SF1 requires β-catenin for basal and cAMP regulation of CYP19A1 PII. (A and B) Transient transfection of KGN cells with CYP19A1 and Renilla reporters was as described for Fig. 4. (A) Sf1 (10 ng) was cotransfected in combination with empty or Δ90 β-catenin vectors (100 ng). Cells were harvested 48 h after transfection for luciferase assays. Data represent fold change compared with empty vector (mean ± SEM, n = 3). (B) Empty or Sf1 vector (10 ng) was cotransfected with control or CTNNB1-specific siRNA (100 nM) (duplicate transfections). Cells were treated with vehicle or 10 μM forskolin (24 h) before luciferase assays.

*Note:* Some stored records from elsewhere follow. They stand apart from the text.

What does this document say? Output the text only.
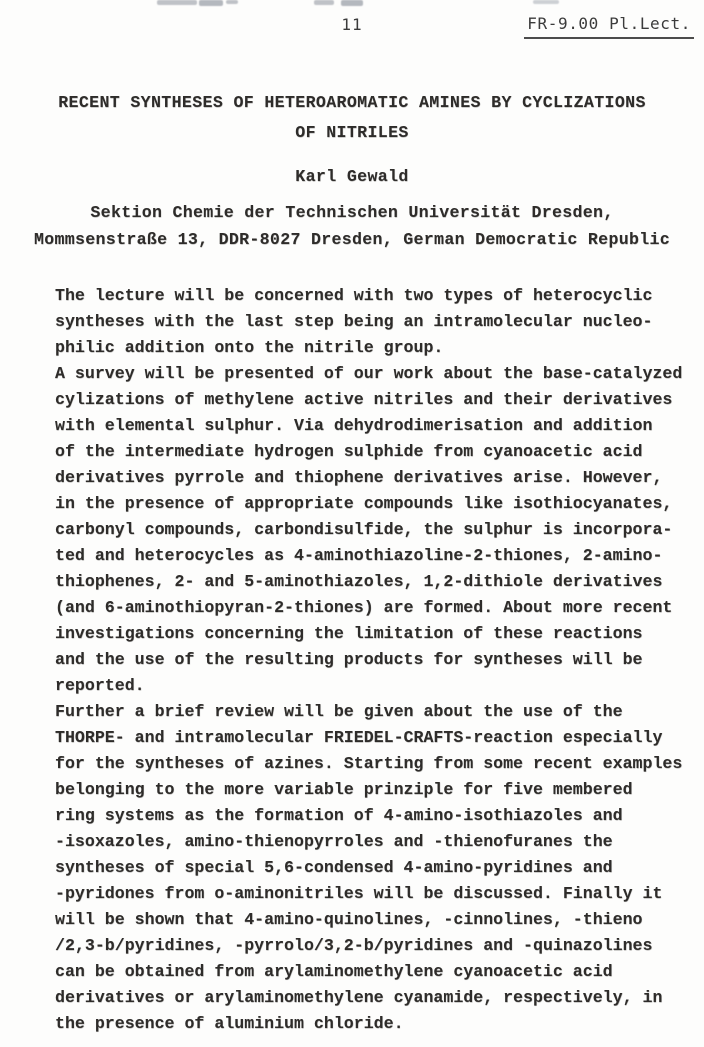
11	FR-9.00 Pl.Lect.
RECENT SYNTHESES OF HETEROAROMATIC AMINES BY CYCLIZATIONS
OF NITRILES
Karl Gewald
Sektion Chemie der Technischen Universität Dresden,
Mommsenstraße 13, DDR-8027 Dresden, German Democratic Republic
The lecture will be concerned with two types of heterocyclic
syntheses with the last step being an intramolecular nucleo-
philic addition onto the nitrile group.
A survey will be presented of our work about the base-catalyzed
cylizations of methylene active nitriles and their derivatives
with elemental sulphur. Via dehydrodimerisation and addition
of the intermediate hydrogen sulphide from cyanoacetic acid
derivatives pyrrole and thiophene derivatives arise. However,
in the presence of appropriate compounds like isothiocyanates,
carbonyl compounds, carbondisulfide, the sulphur is incorpora-
ted and heterocycles as 4-aminothiazoline-2-thiones, 2-amino-
thiophenes, 2- and 5-aminothiazoles, 1,2-dithiole derivatives
(and 6-aminothiopyran-2-thiones) are formed. About more recent
investigations concerning the limitation of these reactions
and the use of the resulting products for syntheses will be
reported.
Further a brief review will be given about the use of the
THORPE- and intramolecular FRIEDEL-CRAFTS-reaction especially
for the syntheses of azines. Starting from some recent examples
belonging to the more variable prinziple for five membered
ring systems as the formation of 4-amino-isothiazoles and
-isoxazoles, amino-thienopyrroles and -thienofuranes the
syntheses of special 5,6-condensed 4-amino-pyridines and
-pyridones from o-aminonitriles will be discussed. Finally it
will be shown that 4-amino-quinolines, -cinnolines, -thieno
/2,3-b/pyridines, -pyrrolo/3,2-b/pyridines and -quinazolines
can be obtained from arylaminomethylene cyanoacetic acid
derivatives or arylaminomethylene cyanamide, respectively, in
the presence of aluminium chloride.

Data represent fold induction relative to forskolin-treated empty vector control cotransfected with control siRNA (mean ± SEM, n = 3; ∗, P < 0.05).

Fig. 6.

β-Catenin associates with the endogenous CYP19A1 PII. KGN cells were treated with vehicle or 10 μM forskolin (1 h). ChIP assays were performed with Gα_q/11, SF1, or β-catenin antibodies (n = 3). DNA was amplified by using primers against CYP19A1 PII (proximal) and an upstream (distal) region (schematic). CLS, cAMP-response-element-like sequence. Representative PCR using proximal primers is shown. Vehicle data represent three independent experiments. Forskolin results are representative of two of three experiments.